Graft-versus-host disease (GVHD) remains the least curable complication after allogeneic bone marrow transplantation (BMT). Myeloid differentiation factor 88 (MyD88) is an adaptor molecule critically involved in the toll-like receptor (TLR) signaling pathway. The Toll/IL-1 receptor (TIR) domains of MyD88 and TLR are interactional modules responsible for sorting and signaling via direct or indirect TIR-TIR interactions, which can contribute to all phases of GVHD progression. Here, we describe the mechanisms of the novel MyD88 inhibitor, TJ-M2010-5, and the discovery of its immunosuppressive properties in the context of GVHD and the graft-versus-tumor (GVT) effect in a fully MHC-mismatched murine model. TJ-M2010-5 potentially interrupted the conformation of the TIR domain through its predicted DD loops, BB loops, and Poc site, and inhibited the homodimerization of MyD88, the LPS-stimulated activation of dendritic cells, and the priming of donor allogeneic T cell proliferation in a dose-dependent manner.

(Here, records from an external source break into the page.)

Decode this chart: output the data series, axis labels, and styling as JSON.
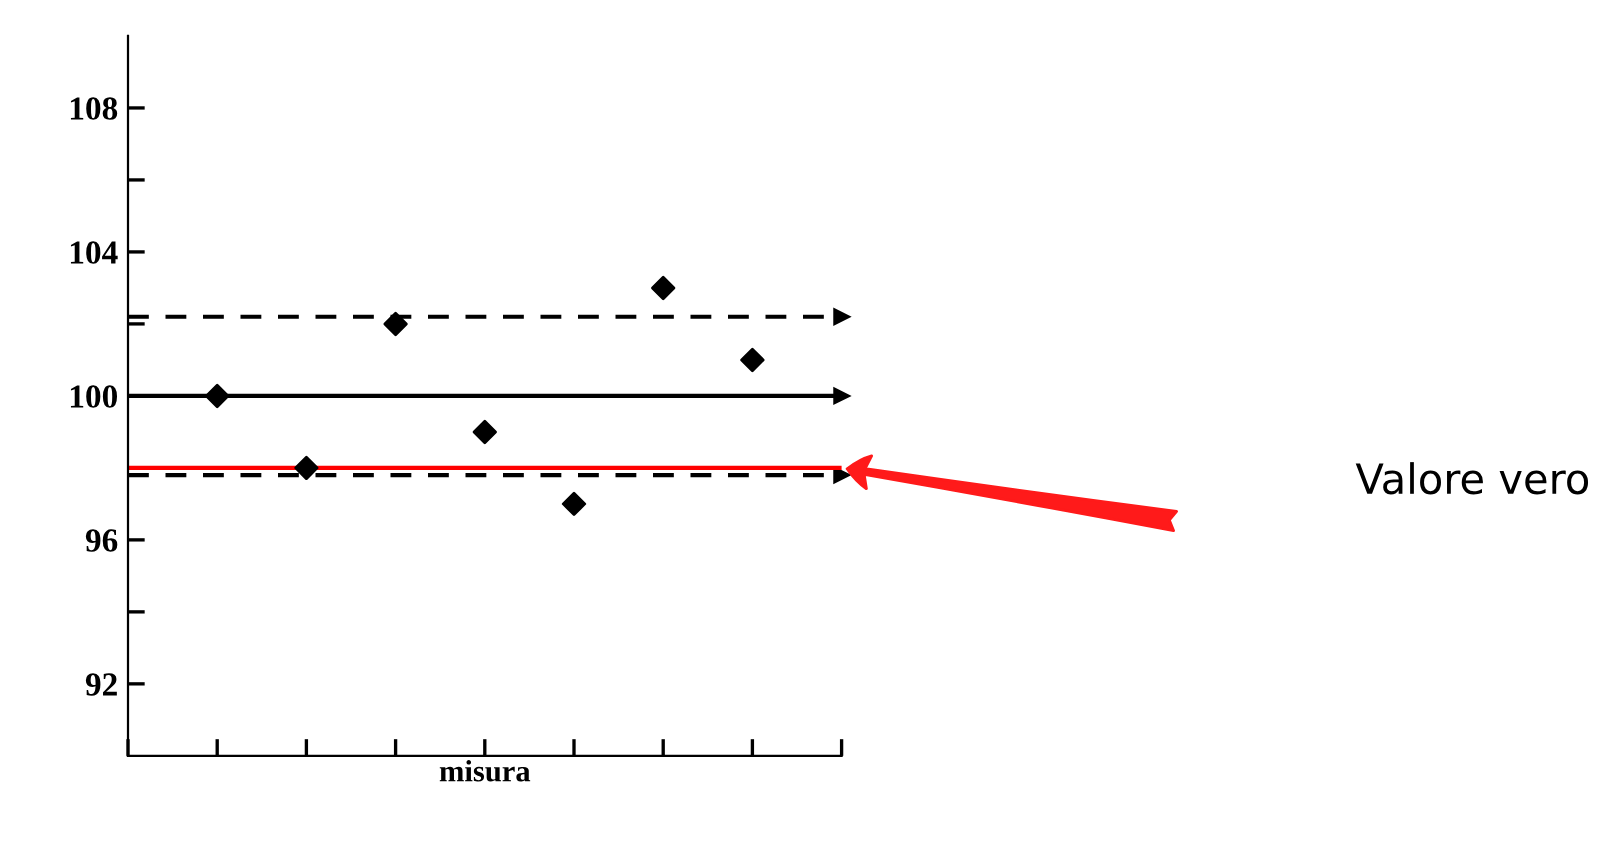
{
  "chart_data": {
    "type": "scatter",
    "xlabel": "misura",
    "categories": [
      null,
      null,
      null,
      null,
      null,
      null,
      null
    ],
    "series": [
      {
        "color": "#000000",
        "values": [
          100,
          98,
          102,
          99,
          97,
          103,
          101
        ]
      }
    ],
    "marker": "diamond",
    "grid": false,
    "ylim": [
      90,
      110
    ],
    "yticks": [
      92,
      {
        "value": 94,
        "label": null
      },
      96,
      {
        "value": 98,
        "label": null
      },
      100,
      {
        "value": 102,
        "label": null
      },
      104,
      {
        "value": 106,
        "label": null
      },
      108
    ],
    "ref_lines": [
      {
        "axis": "y",
        "value": 102.2,
        "color": "#000000",
        "line_style": "dashed"
      },
      {
        "axis": "y",
        "value": 100,
        "color": "#000000",
        "line_style": "solid"
      },
      {
        "axis": "y",
        "value": 97.8,
        "color": "#000000",
        "line_style": "dashed"
      },
      {
        "axis": "y",
        "value": 98,
        "color": "#ff0000",
        "line_style": "solid"
      }
    ],
    "annotations": [
      "Valore vero"
    ]
  }
}
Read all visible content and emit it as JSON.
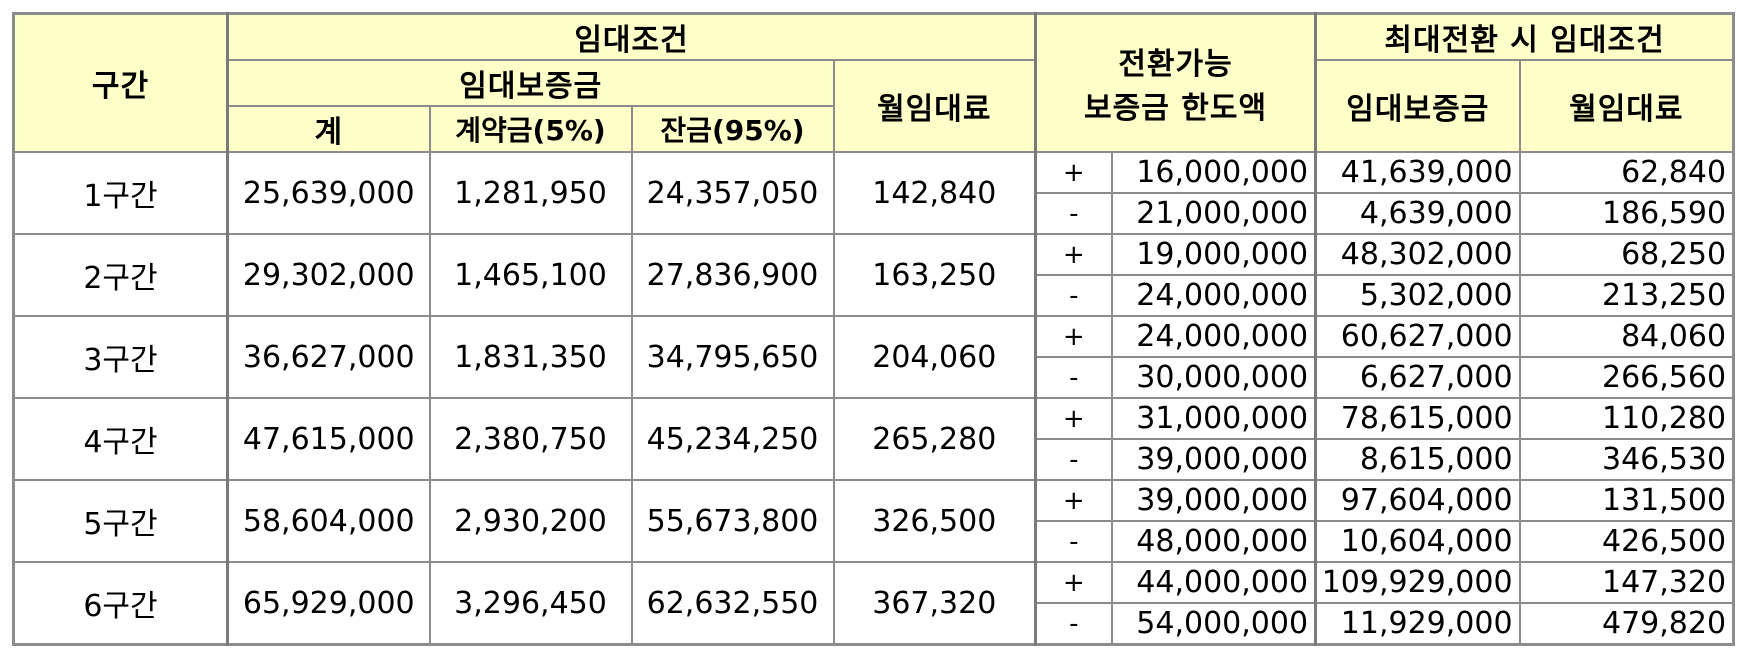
{
  "headers": {
    "section": "구간",
    "rental_conditions": "임대조건",
    "deposit": "임대보증금",
    "total": "계",
    "down_payment": "계약금(5%)",
    "balance": "잔금(95%)",
    "monthly_rent": "월임대료",
    "convertible_line1": "전환가능",
    "convertible_line2": "보증금 한도액",
    "max_conversion": "최대전환 시 임대조건",
    "max_deposit": "임대보증금",
    "max_monthly_rent": "월임대료"
  },
  "rows": [
    {
      "section": "1구간",
      "total": "25,639,000",
      "down": "1,281,950",
      "balance": "24,357,050",
      "rent": "142,840",
      "plus": {
        "sign": "+",
        "limit": "16,000,000",
        "deposit": "41,639,000",
        "rent": "62,840"
      },
      "minus": {
        "sign": "-",
        "limit": "21,000,000",
        "deposit": "4,639,000",
        "rent": "186,590"
      }
    },
    {
      "section": "2구간",
      "total": "29,302,000",
      "down": "1,465,100",
      "balance": "27,836,900",
      "rent": "163,250",
      "plus": {
        "sign": "+",
        "limit": "19,000,000",
        "deposit": "48,302,000",
        "rent": "68,250"
      },
      "minus": {
        "sign": "-",
        "limit": "24,000,000",
        "deposit": "5,302,000",
        "rent": "213,250"
      }
    },
    {
      "section": "3구간",
      "total": "36,627,000",
      "down": "1,831,350",
      "balance": "34,795,650",
      "rent": "204,060",
      "plus": {
        "sign": "+",
        "limit": "24,000,000",
        "deposit": "60,627,000",
        "rent": "84,060"
      },
      "minus": {
        "sign": "-",
        "limit": "30,000,000",
        "deposit": "6,627,000",
        "rent": "266,560"
      }
    },
    {
      "section": "4구간",
      "total": "47,615,000",
      "down": "2,380,750",
      "balance": "45,234,250",
      "rent": "265,280",
      "plus": {
        "sign": "+",
        "limit": "31,000,000",
        "deposit": "78,615,000",
        "rent": "110,280"
      },
      "minus": {
        "sign": "-",
        "limit": "39,000,000",
        "deposit": "8,615,000",
        "rent": "346,530"
      }
    },
    {
      "section": "5구간",
      "total": "58,604,000",
      "down": "2,930,200",
      "balance": "55,673,800",
      "rent": "326,500",
      "plus": {
        "sign": "+",
        "limit": "39,000,000",
        "deposit": "97,604,000",
        "rent": "131,500"
      },
      "minus": {
        "sign": "-",
        "limit": "48,000,000",
        "deposit": "10,604,000",
        "rent": "426,500"
      }
    },
    {
      "section": "6구간",
      "total": "65,929,000",
      "down": "3,296,450",
      "balance": "62,632,550",
      "rent": "367,320",
      "plus": {
        "sign": "+",
        "limit": "44,000,000",
        "deposit": "109,929,000",
        "rent": "147,320"
      },
      "minus": {
        "sign": "-",
        "limit": "54,000,000",
        "deposit": "11,929,000",
        "rent": "479,820"
      }
    }
  ]
}
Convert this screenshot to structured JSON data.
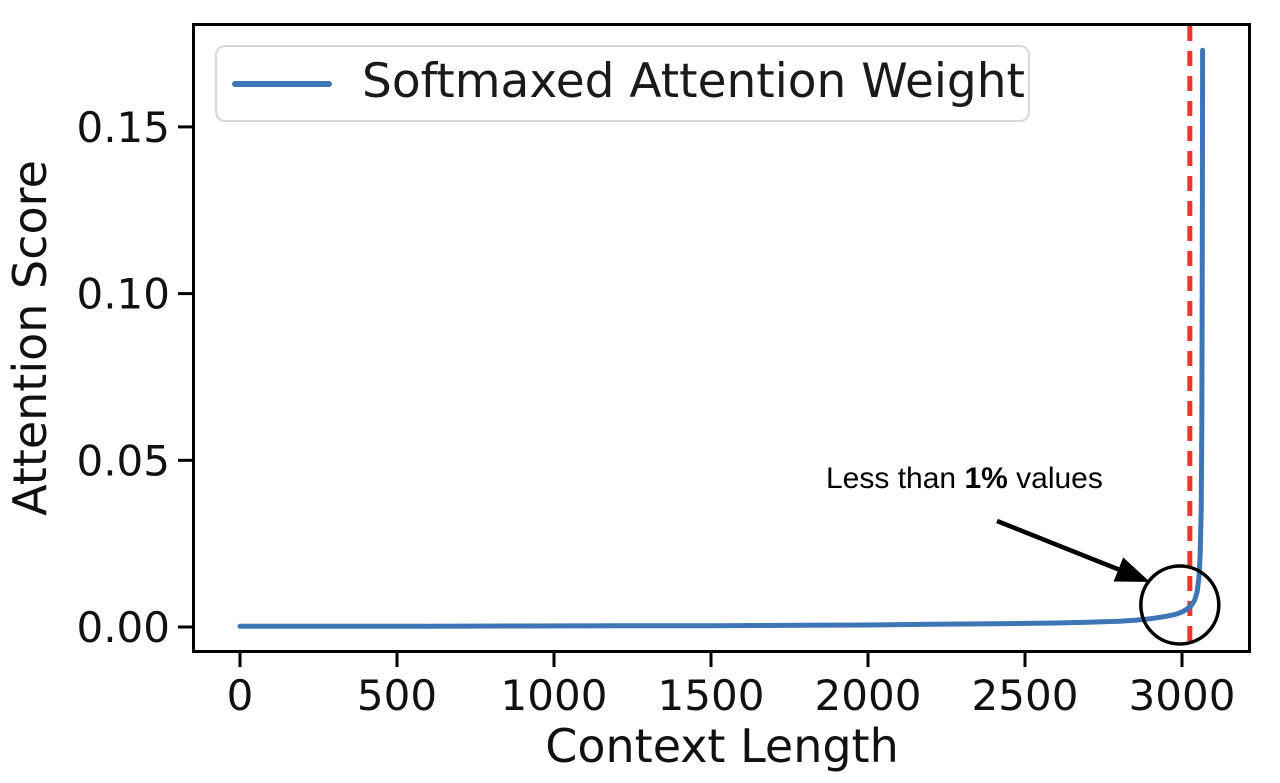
{
  "figure": {
    "background": "#ffffff"
  },
  "legend": {
    "label": "Softmaxed Attention Weight",
    "swatch_color": "#3e76b5"
  },
  "annotation": {
    "prefix": "Less than ",
    "bold": "1%",
    "suffix": " values"
  },
  "chart_data": {
    "type": "line",
    "title": "",
    "xlabel": "Context Length",
    "ylabel": "Attention Score",
    "xlim": [
      -150,
      3220
    ],
    "ylim": [
      -0.008,
      0.181
    ],
    "grid": false,
    "legend_position": "upper left",
    "x_ticks": [
      {
        "v": 0,
        "label": "0"
      },
      {
        "v": 500,
        "label": "500"
      },
      {
        "v": 1000,
        "label": "1000"
      },
      {
        "v": 1500,
        "label": "1500"
      },
      {
        "v": 2000,
        "label": "2000"
      },
      {
        "v": 2500,
        "label": "2500"
      },
      {
        "v": 3000,
        "label": "3000"
      }
    ],
    "y_ticks": [
      {
        "v": 0.0,
        "label": "0.00"
      },
      {
        "v": 0.05,
        "label": "0.05"
      },
      {
        "v": 0.1,
        "label": "0.10"
      },
      {
        "v": 0.15,
        "label": "0.15"
      }
    ],
    "series": [
      {
        "name": "Softmaxed Attention Weight",
        "color": "#3e76b5",
        "points": [
          [
            0,
            0.0002
          ],
          [
            300,
            0.0002
          ],
          [
            600,
            0.00025
          ],
          [
            900,
            0.0003
          ],
          [
            1200,
            0.00035
          ],
          [
            1500,
            0.0004
          ],
          [
            1800,
            0.0005
          ],
          [
            2000,
            0.0006
          ],
          [
            2200,
            0.0008
          ],
          [
            2400,
            0.001
          ],
          [
            2600,
            0.0012
          ],
          [
            2700,
            0.0014
          ],
          [
            2800,
            0.0017
          ],
          [
            2850,
            0.002
          ],
          [
            2900,
            0.0025
          ],
          [
            2950,
            0.0032
          ],
          [
            2980,
            0.0038
          ],
          [
            3000,
            0.0045
          ],
          [
            3015,
            0.0053
          ],
          [
            3030,
            0.0065
          ],
          [
            3040,
            0.008
          ],
          [
            3048,
            0.0105
          ],
          [
            3054,
            0.015
          ],
          [
            3058,
            0.022
          ],
          [
            3061,
            0.035
          ],
          [
            3063,
            0.06
          ],
          [
            3064,
            0.09
          ],
          [
            3065,
            0.13
          ],
          [
            3065.5,
            0.173
          ]
        ]
      }
    ],
    "vline": {
      "x": 3025,
      "color": "#e8392c",
      "style": "dashed"
    },
    "callout": {
      "text": "Less than 1% values",
      "circle_center": [
        2993,
        0.0066
      ],
      "arrow_from": [
        2411,
        0.0318
      ],
      "arrow_to": [
        2898,
        0.0135
      ],
      "color": "#000000"
    }
  }
}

Oral administration of TJ-M2010-5 ameliorated the inflammatory environment, decreased the number of apoptotic cells, increased tissue repair in GVHD target organs, and suppressed lethal GVHD. Further, protection against GVHD by TJ-M2010-5 did not abrogate a GVT effect against SP2/0, a myeloma cell line. Our data define the mechanisms of actions and provide novel insight into the potential clinical uses of TJ-M2010-5 for GVHD prevention.